Listening is harder than it looks. Perhaps you’ve shared from the heart, offered your best prepared argument, bravely expressed your deepest conviction – and life proceeded as if you had never spoken. We feel empty when we are not heard. When life imitates Kafka, how do you cope?
We give loved ones a nudge. Maybe you are not as good a multitasker as you think. It does not feel good, we might say, to be assured that the ballgame in progress will not interfere with your hearing me as fully as your interest requires.
Sometimes conversations go awry because people do not grasp that a conversation is taking place. Conversation implies mutual interest. When the interest is not mutual, we call it something else: a lecture, perhaps, or a scolding, or a performance. When we sit down together over coffee, or respond to one another’s incoming messages, we open ourselves to one another, assuming the other person reciprocates our interest in what they have to say. When our thoughts are overlooked, or our words come back twisted, we are likely to be frustrated, hurt, and angry. Listening is a form of respect, and when it goes wrong, we take it to heart.
Community gatherings are invitations to mutual listening about a shared concern. When listening in a group setting fails, it is often because people think they are objective listeners, when they are not. Nobody is. We all have filters, and easily tune out anything we hear that sounds “wrong”: too different, too much like what grandma used to say, too bold, too touchy-feely, too academic, too ethnic, too political. Listening, within a community, happens when we feel empathy for the others in the room, when we sense a common bond. That sense of connectedness can be ephemeral; when a speaker seems too much like an Outsider, the impulse to listen vanishes like footprints in the mist.
Without listening, relationships quickly stagnate. Listening is replaced by the hearer’s unexamined beliefs about what their partner, or everybody else in the room, or the church, or the nation, is thinking. Listening is replaced by projection of the hearer’s hopes and fears onto other people. The speaker’s words may stir his feelings about something significant, but people become little more than memes in the hearer’s picture of the world. People who hear without listening do not realize they are doing this. They just think they are right.
Failure to listen does damage. When somebody fails to listen to us, we feel isolated and devalued. Polite protest may go unnoticed, or it may be minimized, characterized as needy or presumptuous. If a relationship really is mutual in the first place, and worth preserving, it may require something more.
A jolt of healthy anger.
If they are not listening, and content to not listen, we can be angry with our loved ones, our friends or our church, without losing civility. Anger scares us, and for good reason; people say hurtful things in anger that they later regret.
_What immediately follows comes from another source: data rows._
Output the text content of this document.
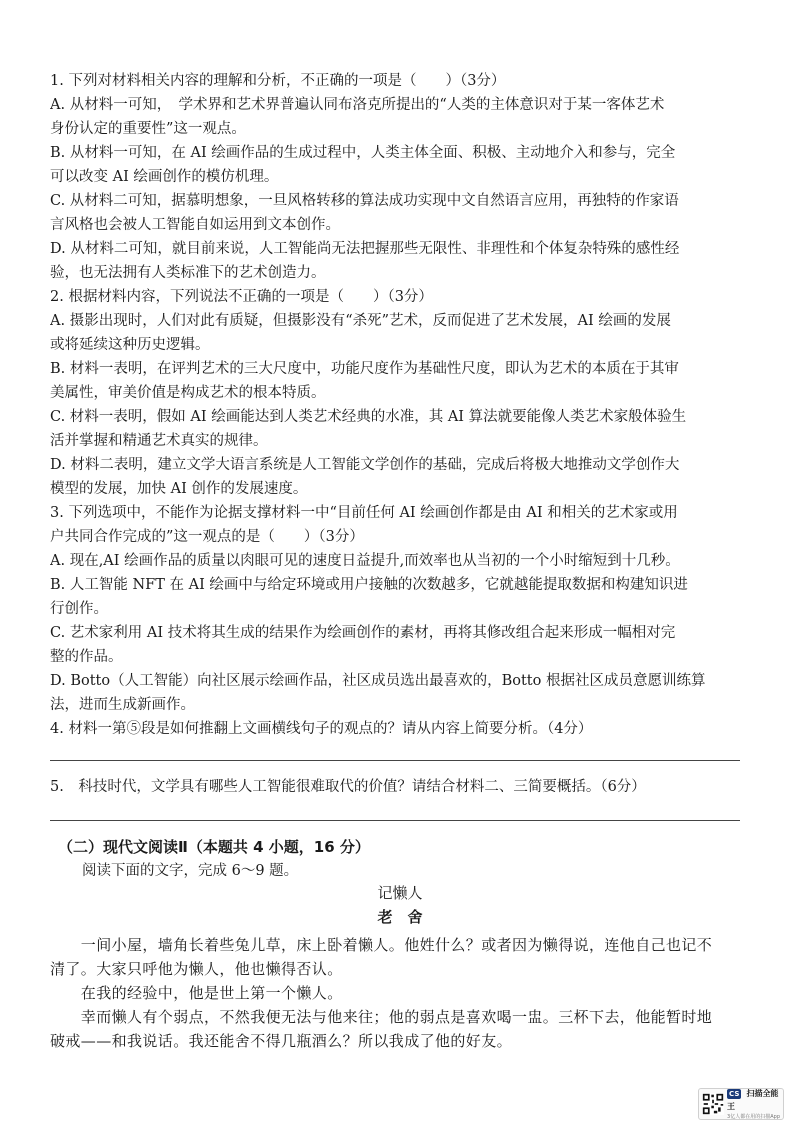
1. 下列对材料相关内容的理解和分析，不正确的一项是（　　）（3分）

A. 从材料一可知，　学术界和艺术界普遍认同布洛克所提出的“人类的主体意识对于某一客体艺术

身份认定的重要性”这一观点。

B. 从材料一可知，在 AI 绘画作品的生成过程中，人类主体全面、积极、主动地介入和参与，完全

可以改变 AI 绘画创作的模仿机理。

C. 从材料二可知，据慕明想象，一旦风格转移的算法成功实现中文自然语言应用，再独特的作家语

言风格也会被人工智能自如运用到文本创作。

D. 从材料二可知，就目前来说，人工智能尚无法把握那些无限性、非理性和个体复杂特殊的感性经

验，也无法拥有人类标准下的艺术创造力。

2. 根据材料内容，下列说法不正确的一项是（　　）（3分）

A. 摄影出现时，人们对此有质疑，但摄影没有“杀死”艺术，反而促进了艺术发展，AI 绘画的发展

或将延续这种历史逻辑。

B. 材料一表明，在评判艺术的三大尺度中，功能尺度作为基础性尺度，即认为艺术的本质在于其审

美属性，审美价值是构成艺术的根本特质。

C. 材料一表明，假如 AI 绘画能达到人类艺术经典的水准，其 AI 算法就要能像人类艺术家般体验生

活并掌握和精通艺术真实的规律。

D. 材料二表明，建立文学大语言系统是人工智能文学创作的基础，完成后将极大地推动文学创作大

模型的发展，加快 AI 创作的发展速度。

3. 下列选项中，不能作为论据支撑材料一中“目前任何 AI 绘画创作都是由 AI 和相关的艺术家或用

户共同合作完成的”这一观点的是（　　）（3分）

A. 现在,AI 绘画作品的质量以肉眼可见的速度日益提升,而效率也从当初的一个小时缩短到十几秒。

B. 人工智能 NFT 在 AI 绘画中与给定环境或用户接触的次数越多，它就越能提取数据和构建知识进

行创作。

C. 艺术家利用 AI 技术将其生成的结果作为绘画创作的素材，再将其修改组合起来形成一幅相对完

整的作品。

D. Botto（人工智能）向社区展示绘画作品，社区成员选出最喜欢的，Botto 根据社区成员意愿训练算

法，进而生成新画作。

4. 材料一第⑤段是如何推翻上文画横线句子的观点的？请从内容上简要分析。（4分）

5.　科技时代，文学具有哪些人工智能很难取代的价值？请结合材料二、三简要概括。（6分）

（二）现代文阅读Ⅱ（本题共 4 小题，16 分）

阅读下面的文字，完成 6～9 题。

记懒人
老　舍

　　一间小屋，墙角长着些兔儿草，床上卧着懒人。他姓什么？或者因为懒得说，连他自己也记不

清了。大家只呼他为懒人，他也懒得否认。

　　在我的经验中，他是世上第一个懒人。

　　幸而懒人有个弱点，不然我便无法与他来往；他的弱点是喜欢喝一盅。三杯下去，他能暂时地

破戒——和我说话。我还能舍不得几瓶酒么？所以我成了他的好友。

CS 扫描全能王
3亿人都在用的扫描App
Diffuse, unreflective anger poisons public debate, making it emotionally risky to talk about religion or politics. We reject emotional violence; we have tried sending ourselves to “anger management” training, hoping to control a force that we have seen run amok. We seek inner transformation, hoping that through spiritual practice, we might become so benign and generous that we are never really angry. Maybe just a little annoyed. What good could it possibly do, to listen to anger?
Anger tells us that the normal routine is causing unforeseen hurt, which is ongoing, invisible and inaudible to the people who need to know, because they are not listening.
If our lives are connected, we are vulnerable to one another. If somebody I care about, or a group I care about, fails to listen, our relationship is diminished. Of course I am angry. What else could I be? Anger is only toxic if you swallow it.
Once our loved ones realize that something is missing, change becomes possible. How well do we really know one another, and care for the fulfillment of one another’s hopes? Want to fix that?
Listening requires humility; our picture of the world must be subject to revision. Then again, that sounds very much like the life plan of someone who is willing to grow.